In the video of Data in TensorFlow, Andrew mentioned that the last row x=np.array([200,17]) represent neither a row nor a column because it is a 1D vector/array. Then he said “although by convention we may write x as a column like this.” Not sure
what he meant by that, and there is no more annotation on the slide as he speaks.
In the real world, 1D sequence of numbers is neither a row nor a column vector. A row or column vector is in fact a two dimensional array (in which one of the two dimensions is 1.
Prof. Andrew Ng mentioned conventionality as far as I remember
To multiply a matrix by a vector which happens most of the time, the dimensions need to match up.
It usually makes more sense to use a column vector x for an expression like Ax. If x happens to be a row vector, you can take the transpose and write AxT, but that gets cumbersome. It is more of esthetic reason honestly while doing complex operations in linear algebra and but not a mandatory one.
Three stances to be used as required:
I am working with “sequences of numbers”
When writing down the sequence, orientation is a matter of taste. Both
\left[1,2,3\right] or \left[ \begin{array}{c} 1 \\ 2 \\ 3 \end{array} \right]
are fine, one just sticks to either one or the other.
Dot/Scalar product can be computed as the sum of pairwise multiplication of the elements of two sequences that have the same length.
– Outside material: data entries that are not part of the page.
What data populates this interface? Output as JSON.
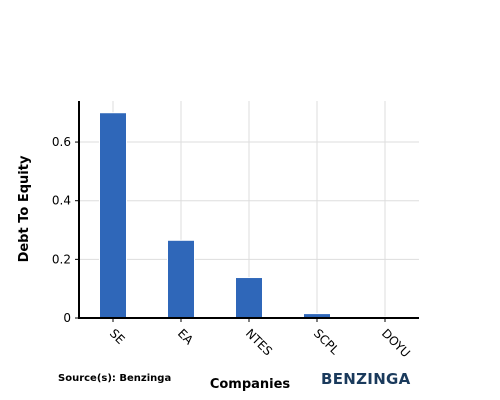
{
  "chart_data": {
    "type": "bar",
    "title": "",
    "xlabel": "Companies",
    "ylabel": "Debt To Equity",
    "categories": [
      "SE",
      "EA",
      "NTES",
      "SCPL",
      "DOYU"
    ],
    "values": [
      0.7,
      0.265,
      0.138,
      0.015,
      0.004
    ],
    "ylim": [
      0,
      0.74
    ],
    "yticks": [
      0,
      0.2,
      0.4,
      0.6
    ],
    "ytick_labels": [
      "0",
      "0.2",
      "0.4",
      "0.6"
    ],
    "grid": true,
    "bar_color": "#2f67b9"
  },
  "footer": {
    "source": "Source(s): Benzinga",
    "logo": "BENZINGA",
    "logo_color": "#1a3a5c"
  }
}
I am working with “matrixes”
Now we can have things like
\left[ \begin{array}{cc} 1 & 2 \\ 3 & 4 \end{array} \right]
“Orientation” of a sequence matters now (it is an additional attribute of the sequence) and
\left[1,2,3\right] is not the same as \left[ \begin{array}{c} 1 \\ 2 \\ 3 \end{array} \right]
Dot/Scalar product of two sequences of equal length is computed as the matrix multiplication of a “1-row matrix” on the left times a “1 column matrix” on the right:
\begin{bmatrix} 1 & 2 & 3 \end{bmatrix} \times \begin{bmatrix} 1 \\ 2 \\ 3 \end{bmatrix} = 1^2 + 2^2 + 3^2 = 14
whereas commuting the operands of \times yields
\begin{bmatrix} 1 \\ 2 \\ 3 \end{bmatrix} \times \begin{bmatrix} 1 & 2 & 3 \end{bmatrix} = \begin{bmatrix} 1 & 2 & 3 \\ 2 & 4 & 6 \\ 3 & 6 & 9 \end{bmatrix}
I am working with some computer implementation
For example, Numpy.
Now additional subtleties may arise in representation, both when writing code and printing. I once did this diagram:
Hi @dtonhofer,
I believe that the shape of 3-D tensor presented on the diagram should be (r, n, m):
>>> x = np.arange(2 * 3 * 5).reshape(2,3,5)
>>> x
array([[[ 0, 1, 2, 3, 4],
[ 5, 6, 7, 8, 9],
[10, 11, 12, 13, 14]],
[[15, 16, 17, 18, 19],
[20, 21, 22, 23, 24],
[25, 26, 27, 28, 29]]])
>>> [s // 8 for s in x.strides]
[15, 5, 1]
Contiguous array is stored in memory such that the last axis (axis 2) changes fastest. This means that elements that differ only along the last axis are placed next to each other.
In NumPy, the .strides
attribute provides the number of bytes you need to step through the array to move from one element to the next along a given axis. If the array’s data type is 8 bytes (e.g., 64-bit integers or floats), we can divide the strides by 8 to get the step size in terms of elements. This means that moving one step along axis 0 (the first dimension) requires jumping 15 elements in memory. Moving one step along axis 1 (the second dimension) requires jumping 5 elements. Moving one step along axis 2 (the third dimension) requires jumping 1 element. Therefore, the shape (r, n, m) corresponds to r blocks (slices), n rows per block, m columns per row.
BTW the plural for matrix is matrices
Hi @flyunicorn,
You may find the following thread helpful:
Hmm… I was thinking more in conceptual terms rather than memory layout (as done by the underlying BLAS library) … let me think about this a revised diagram will be needed.
@dtonhofer
Even conceptually, as you can see from the structure of the data in the printed array, the shape (r, n, m) aligns well with how we’d naturally interpret the tensor: each of the r
outer elements is a 2D matrix (or “slice”), each slice contains n
rows, each row contains m
columns.
For example, x[0]
gives us the first 2D slice:
>>> x[0]
array([[ 0, 1, 2, 3, 4],
[ 5, 6, 7, 8, 9],
[10, 11, 12, 13, 14]])
This is a matrix with 3 rows and 5 columns, which clearly matching the (n, m) shape of each slice. So even without considering memory layout, the data is organized in a way that naturally corresponds to (r, n, m). I think that a revised diagram would definitely help to ground the intuition better.